I think you'd better leave it altogether...only eating it for a short while might not hurt his kidneys much, but I think it's better to be safe than sorry. You really couldn't find any of of the foods on the list at all? It seems like at least one pet store around you should have at least one of them.... The Friskies really isn't good for hedgies. The first two ingredients are corn ingredients, and third is chicken by-product meal, which is just the feathers and beak and all the trash parts of the bird. Corn is just fillers, it doesn't give the hedgie any nutrients, since they can't digest it well or at all.
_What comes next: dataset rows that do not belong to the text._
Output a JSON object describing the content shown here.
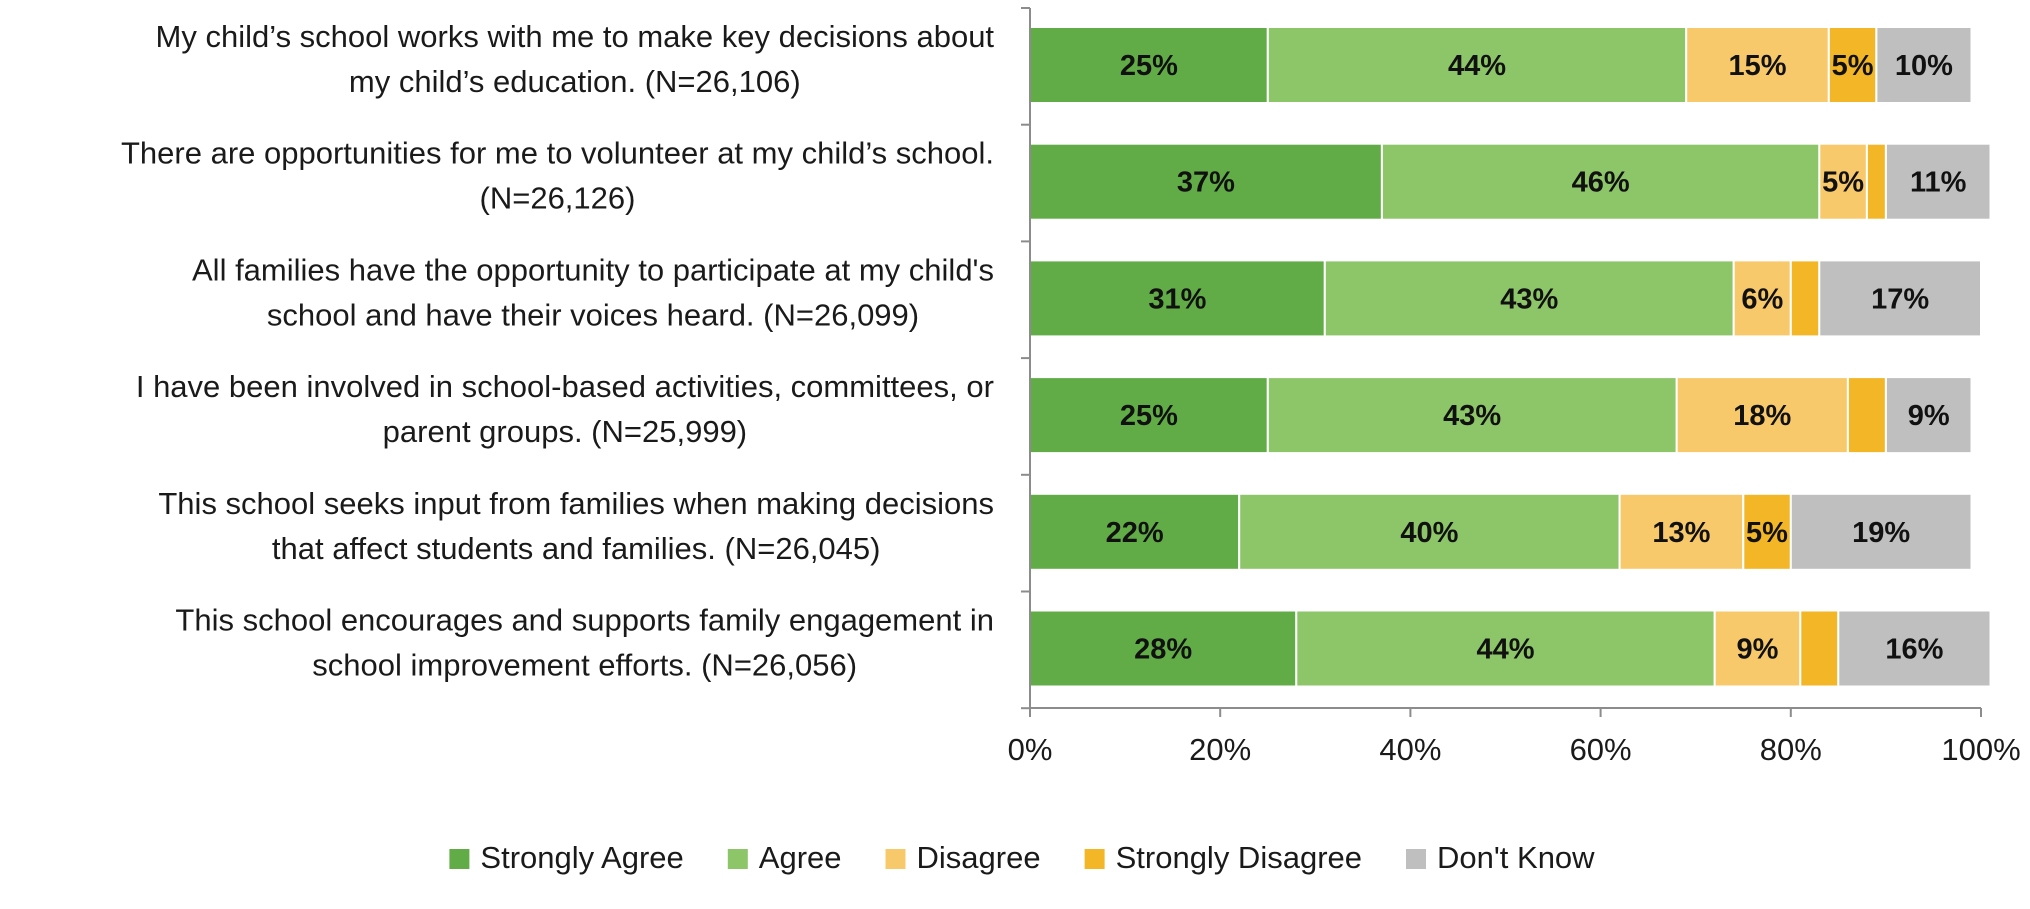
{
  "chart_data": {
    "type": "bar",
    "orientation": "horizontal",
    "stacked": true,
    "categories": [
      "My child’s school works with me to make key decisions about my child’s education. (N=26,106)",
      "There are opportunities for me to volunteer at my child’s school. (N=26,126)",
      "All families have the opportunity to participate at my child's school and have their voices heard. (N=26,099)",
      "I have been involved in school-based activities, committees, or parent groups. (N=25,999)",
      "This school seeks input from families when making decisions that affect students and families. (N=26,045)",
      "This school encourages and supports family engagement in school improvement efforts. (N=26,056)"
    ],
    "category_lines": [
      [
        "My child’s school works with me to make key decisions about",
        "my child’s education. (N=26,106)"
      ],
      [
        "There are opportunities for me to volunteer at my child’s school.",
        "(N=26,126)"
      ],
      [
        "All families have the opportunity to participate at my child's",
        "school and have their voices heard. (N=26,099)"
      ],
      [
        "I have been involved in school-based activities, committees, or",
        "parent groups. (N=25,999)"
      ],
      [
        "This school seeks input from families when making decisions",
        "that affect students and families. (N=26,045)"
      ],
      [
        "This school encourages and supports family engagement in",
        "school improvement efforts. (N=26,056)"
      ]
    ],
    "series": [
      {
        "name": "Strongly Agree",
        "color": "#62ac47",
        "values": [
          25,
          37,
          31,
          25,
          22,
          28
        ],
        "labels": [
          "25%",
          "37%",
          "31%",
          "25%",
          "22%",
          "28%"
        ]
      },
      {
        "name": "Agree",
        "color": "#8dc569",
        "values": [
          44,
          46,
          43,
          43,
          40,
          44
        ],
        "labels": [
          "44%",
          "46%",
          "43%",
          "43%",
          "40%",
          "44%"
        ]
      },
      {
        "name": "Disagree",
        "color": "#f8c96a",
        "values": [
          15,
          5,
          6,
          18,
          13,
          9
        ],
        "labels": [
          "15%",
          "5%",
          "6%",
          "18%",
          "13%",
          "9%"
        ]
      },
      {
        "name": "Strongly Disagree",
        "color": "#f2b626",
        "values": [
          5,
          2,
          3,
          4,
          5,
          4
        ],
        "labels": [
          "5%",
          "",
          "",
          "",
          "5%",
          ""
        ]
      },
      {
        "name": "Don't Know",
        "color": "#bfbfbf",
        "values": [
          10,
          11,
          17,
          9,
          19,
          16
        ],
        "labels": [
          "10%",
          "11%",
          "17%",
          "9%",
          "19%",
          "16%"
        ]
      }
    ],
    "x_ticks": [
      "0%",
      "20%",
      "40%",
      "60%",
      "80%",
      "100%"
    ],
    "xlim": [
      0,
      100
    ],
    "grid": false,
    "legend_position": "bottom"
  }
}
Maybe you could try getting the Go-Cat food that foxyminxx has?


----------



## Mallasfamily (Feb 6, 2009)

Chicken Soup for the cat lovers soul is a popular one used by hedgehog owners and I did a quick search and found 3 stores in Halifax that carry it and about 11 stores within 10 miles of Halifax that do. www.chickensoupforthepetloverssoul.com has them in the store search. Plus if you google the food names you want to try you should be able to find their web site which will tell you where you can buy them.


----------



## silvercat (Oct 24, 2008)

I'm sure you've got it all figured out by now but Global Pet Foods http://www.globalpetfoods.ca/home/home.htm is a really great pet food store for high quality food. It's just off Main Street in Dartmouth where Sobey's use to be. They're really great people. They also have sample bags of almost any food that you can get for free to makes sure your hedgie likes the food before you buy a big bag.


----------